A new study presented to the state legislature Monday looked at the viability of toll roads and concluded that, while a possible way to increase revenue, the system will not provide all the funds they've deemed necessary to repair Minnesota's aging infrastructure. 

"The cost of reconstructing our highway is growing exponentially," Chris Roy of MnDoT said after the meeting. "Even though this might be a source of revenue, it will not cover the cost to reconstruct all of our highways."

To reach that conclusion, MnDoT looked at seven segments of road and estimated a toll of seven cents a mile for 30 years. Highway 610 clocked in as the lowest earning stretch, bringing in an estimated $250 million over that time span. Interstate 94, however, was projected to run nearly a billion dollar surplus, earning close to $3 billion while only requiring $2 billion for repairs.

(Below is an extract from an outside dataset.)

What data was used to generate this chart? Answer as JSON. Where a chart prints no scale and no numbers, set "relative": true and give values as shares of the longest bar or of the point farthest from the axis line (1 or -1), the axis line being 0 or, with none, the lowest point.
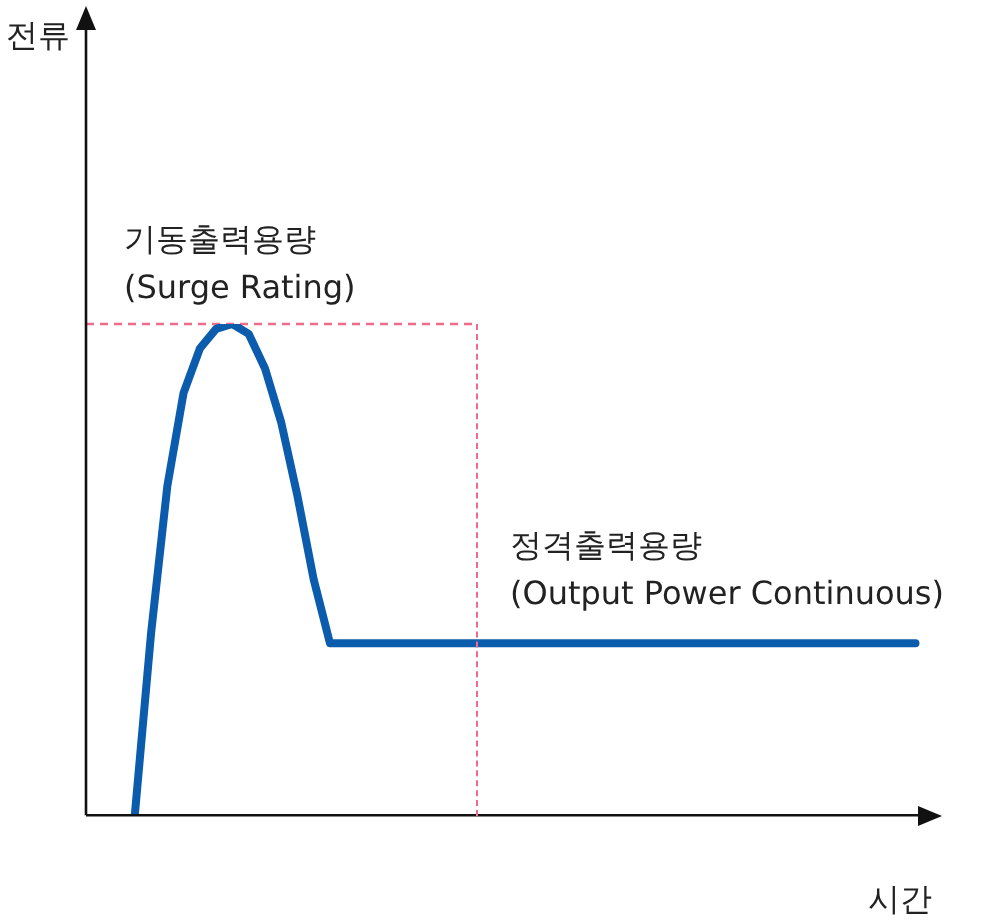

Also included in the study was an audit of the MnPass system, which allows cars with two or more occupants to use special highway lanes during peak travel times for an extra fee. 

Although they do raise money, representatives from MNDoT cautioned that the program was never intended to raise revenue, simply to control traffic congestion during rush hour and other heavy traffic events.

"A single MnPass lane can carry twice as much traffic as a general purpose lane can during peak hour congestion," said Brian Kary of MnDoT. "The intent of MnPass is not to make money but to actually manage the traffic in that lane and add that advantage for transit and carpool vehicles."